FIG. 3a shows the relationship between the parallel resistance value RT and the temperature. In particular, the X-axis indicates the temperature of the APD 131 and the Y-axis indicates the resistance value of the thermistor 132. FIG. 3b shows the relationship between the output voltage Vo and the temperature. In particular, the X-axis indicates the temperature of the APD 131 and the Y-axis indicates the output voltage Vo of the entire circuit.
Referring to the operation of the conventional APD optical-receiver system in more detail, it is necessary to consider the entire slope of the voltage amplification and the voltage magnitude of the resistance R2 in the temperature compensator 12. It is also necessary to tune the linearity of the resistance change in accordance with the temperature change by changing the resistance R3 of the temperature compensator 12, which is connected to the thermistor 132 in parallel.
However, each APD 131 has a different reverse-bias value needed for obtaining an inherent gain factor, and the change of voltage is sensitive to the change of resistance values of R2 and R3 of the temperature compensator 12. Therefore, it is necessary to establish the resistances R2 and R3 of the temperature compensator 12 whenever the APD 121 is replaced in a circuit board and whenever the ambient temperature is changed, in order to maintain a constant receiving sensitivity, i.e., in order to allow the output voltage to be linearized.

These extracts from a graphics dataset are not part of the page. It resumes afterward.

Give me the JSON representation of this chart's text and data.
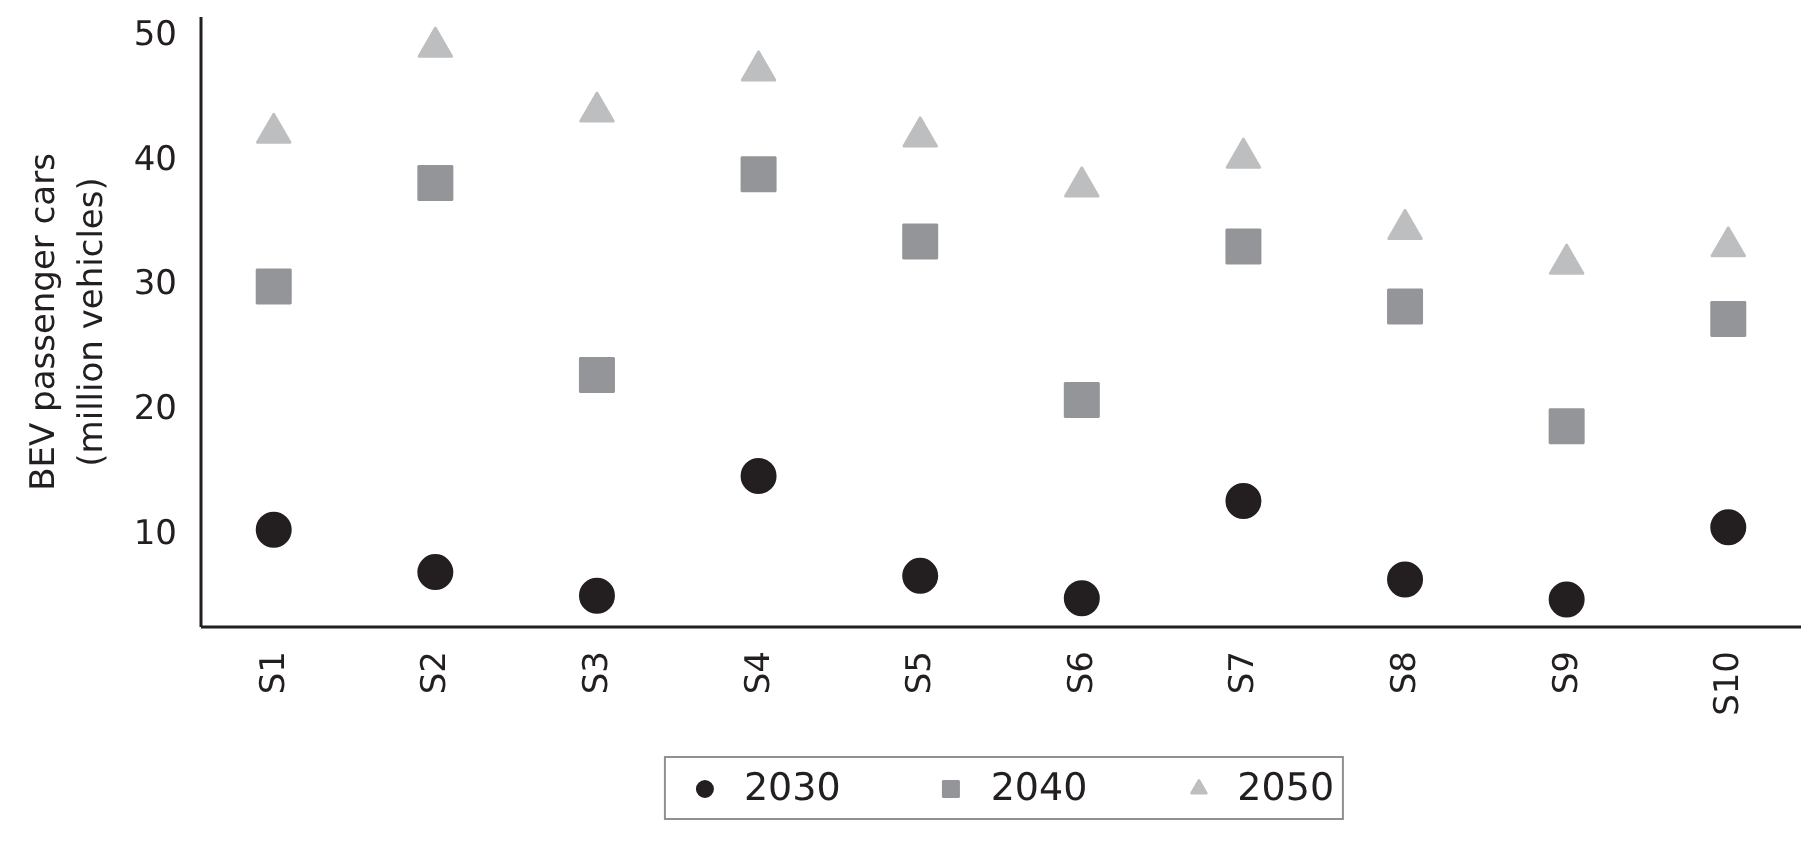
{
  "chart_data": {
    "type": "scatter",
    "ylabel": "BEV passenger cars\n(million vehicles)",
    "categories": [
      "S1",
      "S2",
      "S3",
      "S4",
      "S5",
      "S6",
      "S7",
      "S8",
      "S9",
      "S10"
    ],
    "series": [
      {
        "name": "2030",
        "color": "#231f20",
        "marker": "circle",
        "values": [
          10.1,
          6.7,
          4.8,
          14.4,
          6.4,
          4.6,
          12.4,
          6.1,
          4.5,
          10.3
        ]
      },
      {
        "name": "2040",
        "color": "#939598",
        "marker": "square",
        "values": [
          29.6,
          37.9,
          22.5,
          38.6,
          33.2,
          20.5,
          32.8,
          28.0,
          18.4,
          27.0
        ]
      },
      {
        "name": "2050",
        "color": "#bcbec0",
        "marker": "triangle",
        "values": [
          41.9,
          48.8,
          43.6,
          46.9,
          41.6,
          37.6,
          39.9,
          34.2,
          31.4,
          32.8
        ]
      }
    ],
    "ylim": [
      2.3,
      51.2
    ],
    "yticks": [
      10,
      20,
      30,
      40,
      50
    ],
    "grid": false,
    "legend": "bottom"
  }
}
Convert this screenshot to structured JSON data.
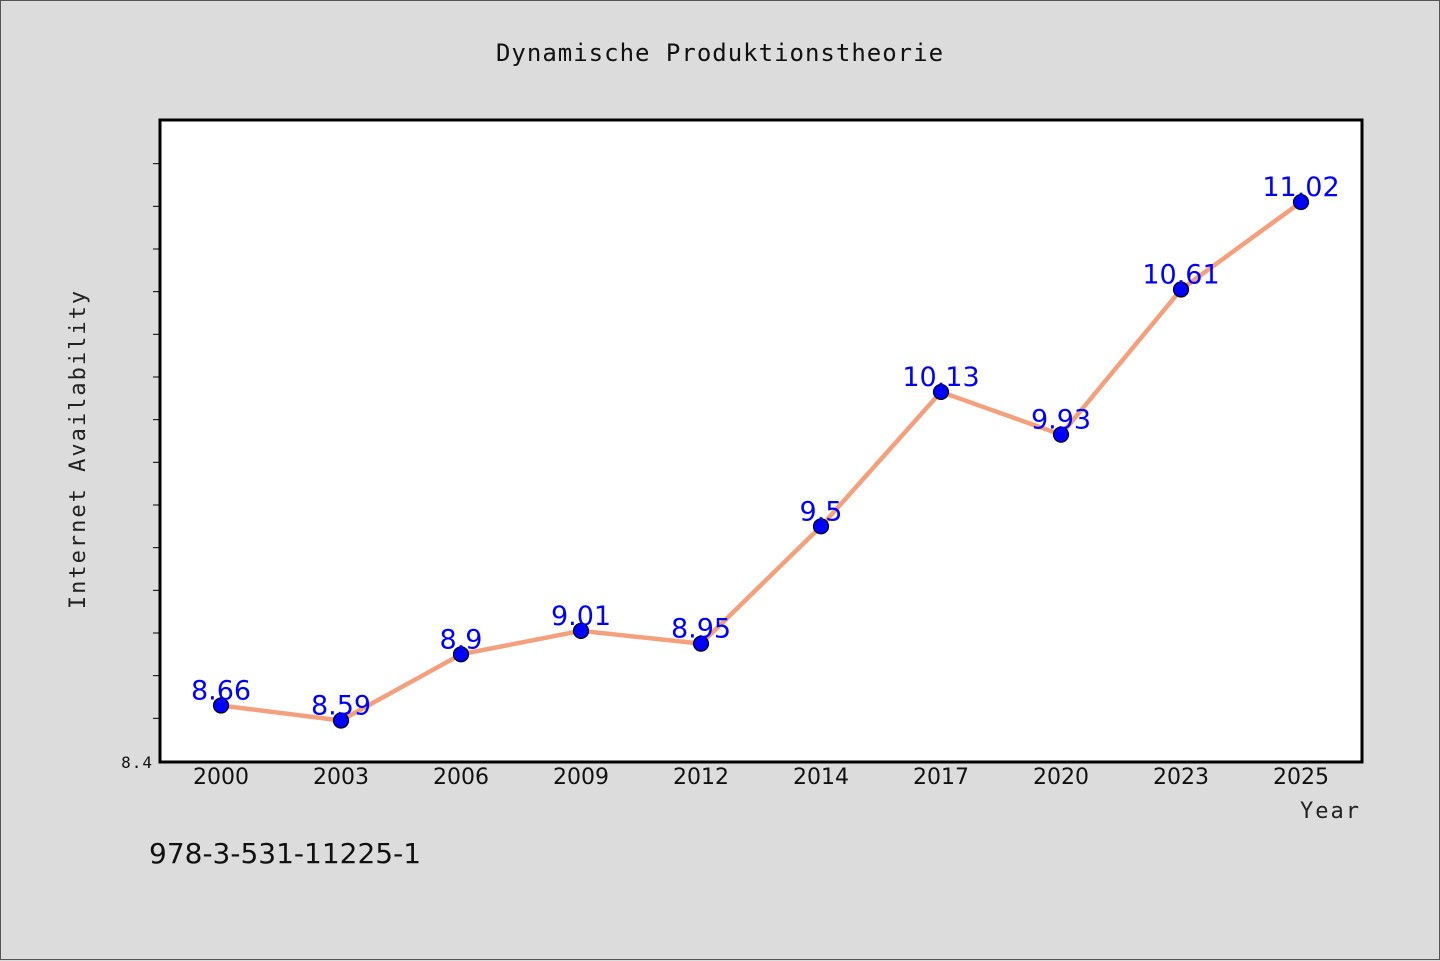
{
  "chart_data": {
    "type": "line",
    "title": "Dynamische Produktionstheorie",
    "xlabel": "Year",
    "ylabel": "Internet Availability",
    "categories": [
      "2000",
      "2003",
      "2006",
      "2009",
      "2012",
      "2014",
      "2017",
      "2020",
      "2023",
      "2025"
    ],
    "series": [
      {
        "values": [
          8.66,
          8.59,
          8.9,
          9.01,
          8.95,
          9.5,
          10.13,
          9.93,
          10.61,
          11.02
        ],
        "data_labels": [
          "8.66",
          "8.59",
          "8.9",
          "9.01",
          "8.95",
          "9.5",
          "10.13",
          "9.93",
          "10.61",
          "11.02"
        ],
        "line_color": "#f4a07c",
        "marker_color": "#0000ff"
      }
    ],
    "ylim": [
      8.4,
      11.4
    ],
    "y_tick_label": "8.4",
    "grid": false,
    "legend": "none"
  },
  "footer": {
    "isbn": "978-3-531-11225-1"
  },
  "colors": {
    "background": "#dcdcdc",
    "plot_background": "#ffffff",
    "data_label": "#0000ff"
  }
}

If the resistance R2 is made as a variable one in order to maintain the receiving sensitivity constant as shown in FIG. 2, it may be possible to meet under the macroscopic condition of 0.2%/° C. at the initial and the final ends of the entire temperature-changing region. However, it is impossible to obtain a voltage-change rate of 0.2%/° C. for the entire temperature spans. Also, it is necessary to debug each resistance value of the R2 and R3 even if such a voltage-change rate can be obtained. Furthermore, it is difficult to linearize the resistance value as Equation 1, which is needed for making the resistance value by an analogue method to be expressed as a fractional equation.